Title

Comparative Mining of B2C Web Sites by Discovering Web Database Schemas

Document Type

Conference Paper

Publication Date

2016

Publication Title

Proceedings of the 20th International Database Engineering & Applications Symposium

First Page

183

Last Page

192

DOI

10.1145/2938503.2938522

Abstract

Discovering potentially useful and previously unknown information or knowledge from heterogeneous web contents such as "list all laptop prices from Walmart and Staples between 2013 and 2015 including make, type, screen size, CPU power, year of make", would require the difficult task of finding the schema of web documents from different web pages, performing web content data integration, building their virtual or physical data warehouse integration before web content extraction and mining from the database. Wrappers that extract target information from web pages can be manual, semi-supervised or automatic systems. Automatic systems such as the WebOMiner system, use some data extraction techniques based on parsing the web page html source code into a document object model (DOM) tree, then traverse the DOM for pattern discovery. Some limitations of these existing systems include using complicated matching techniques such as tree matching, Finite state automata, not yielding accurate results for complex queries such as historical and derived.
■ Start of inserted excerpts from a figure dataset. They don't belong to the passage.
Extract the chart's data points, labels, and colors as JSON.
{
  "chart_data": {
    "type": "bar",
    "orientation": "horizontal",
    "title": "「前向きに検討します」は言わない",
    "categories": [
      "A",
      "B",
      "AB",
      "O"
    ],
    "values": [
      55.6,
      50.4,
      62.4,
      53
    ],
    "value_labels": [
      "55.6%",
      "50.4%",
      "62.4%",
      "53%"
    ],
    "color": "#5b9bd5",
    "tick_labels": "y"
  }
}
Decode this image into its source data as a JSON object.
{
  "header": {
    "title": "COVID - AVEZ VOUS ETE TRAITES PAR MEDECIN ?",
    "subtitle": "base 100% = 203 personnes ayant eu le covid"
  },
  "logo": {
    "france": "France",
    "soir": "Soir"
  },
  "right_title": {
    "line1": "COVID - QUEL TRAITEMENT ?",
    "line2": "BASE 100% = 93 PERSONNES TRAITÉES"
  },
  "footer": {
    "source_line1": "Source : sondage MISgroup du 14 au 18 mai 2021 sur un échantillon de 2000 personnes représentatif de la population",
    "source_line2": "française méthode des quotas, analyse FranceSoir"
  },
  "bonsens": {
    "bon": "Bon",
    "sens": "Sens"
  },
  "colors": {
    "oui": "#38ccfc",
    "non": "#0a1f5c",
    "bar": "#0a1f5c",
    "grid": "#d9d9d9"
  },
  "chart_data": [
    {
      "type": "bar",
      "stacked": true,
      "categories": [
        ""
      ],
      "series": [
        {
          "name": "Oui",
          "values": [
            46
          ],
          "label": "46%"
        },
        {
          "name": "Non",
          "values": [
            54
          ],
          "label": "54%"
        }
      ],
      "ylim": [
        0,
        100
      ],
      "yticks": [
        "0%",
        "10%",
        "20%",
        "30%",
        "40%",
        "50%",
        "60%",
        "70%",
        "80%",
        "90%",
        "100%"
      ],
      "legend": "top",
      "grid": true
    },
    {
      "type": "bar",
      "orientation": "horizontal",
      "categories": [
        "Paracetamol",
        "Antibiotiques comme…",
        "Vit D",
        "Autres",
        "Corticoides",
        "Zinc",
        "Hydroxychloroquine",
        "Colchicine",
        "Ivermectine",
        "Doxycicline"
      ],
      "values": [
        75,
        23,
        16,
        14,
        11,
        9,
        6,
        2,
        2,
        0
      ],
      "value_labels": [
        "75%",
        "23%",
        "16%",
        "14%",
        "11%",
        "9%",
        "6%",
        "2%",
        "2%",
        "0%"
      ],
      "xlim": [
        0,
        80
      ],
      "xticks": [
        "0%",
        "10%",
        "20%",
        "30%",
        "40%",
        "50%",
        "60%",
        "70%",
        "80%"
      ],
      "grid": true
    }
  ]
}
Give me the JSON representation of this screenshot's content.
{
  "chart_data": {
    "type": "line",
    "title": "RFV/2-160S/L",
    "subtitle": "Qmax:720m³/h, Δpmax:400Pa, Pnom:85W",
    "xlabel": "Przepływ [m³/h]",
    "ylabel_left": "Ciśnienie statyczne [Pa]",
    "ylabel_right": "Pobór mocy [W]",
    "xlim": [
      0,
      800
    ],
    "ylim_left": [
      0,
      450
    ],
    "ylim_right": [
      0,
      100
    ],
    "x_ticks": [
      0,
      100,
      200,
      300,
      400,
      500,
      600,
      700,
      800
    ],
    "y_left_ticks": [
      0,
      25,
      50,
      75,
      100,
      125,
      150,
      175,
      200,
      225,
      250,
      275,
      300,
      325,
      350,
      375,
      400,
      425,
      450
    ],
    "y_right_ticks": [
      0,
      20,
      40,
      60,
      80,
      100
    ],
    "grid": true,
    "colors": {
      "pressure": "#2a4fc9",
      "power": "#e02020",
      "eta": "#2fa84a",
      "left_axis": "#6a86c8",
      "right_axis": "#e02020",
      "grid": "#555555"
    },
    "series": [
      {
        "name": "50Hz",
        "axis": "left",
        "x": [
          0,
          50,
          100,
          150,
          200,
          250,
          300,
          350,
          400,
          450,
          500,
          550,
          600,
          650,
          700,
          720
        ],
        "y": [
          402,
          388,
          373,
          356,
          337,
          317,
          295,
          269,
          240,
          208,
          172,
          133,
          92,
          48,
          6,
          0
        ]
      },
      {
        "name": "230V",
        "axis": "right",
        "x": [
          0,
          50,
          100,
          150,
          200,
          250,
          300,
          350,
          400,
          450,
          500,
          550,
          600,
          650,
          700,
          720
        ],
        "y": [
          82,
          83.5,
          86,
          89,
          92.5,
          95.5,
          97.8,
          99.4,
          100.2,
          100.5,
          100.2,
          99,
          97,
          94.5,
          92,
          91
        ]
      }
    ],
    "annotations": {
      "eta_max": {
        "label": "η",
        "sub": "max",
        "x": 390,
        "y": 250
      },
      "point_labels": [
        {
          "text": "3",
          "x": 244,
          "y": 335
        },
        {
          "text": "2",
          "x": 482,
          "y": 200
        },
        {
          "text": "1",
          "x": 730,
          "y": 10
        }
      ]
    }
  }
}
This paper proposes building the WebOMiner S which uses web structure and content mining approaches on the DOM-tree html code to simplify and make more easily extendable, the web data extraction process of theWebOMiner system. TheWebOMiner system is based on non-deterministic finite state automata (NFA) to recognize and extract web different types (e.g., text, image, links, and lists). The proposed WebOMiner S replaces the use of NFA of the WebOMiner with a frequent structure finder algorithm which uses regular expression matching in Java xpath parser and methods (such as compile(),evaluate()) to dynamically discover the most frequent structure (which is the most frequently repeated blocks in the html code represented as tags < divclass = " " >) in the Dom tree. This approach eliminates the need for any supervised training or updating the wrapper for each new B2C web page making the approach simpler, more easily extendable and automated.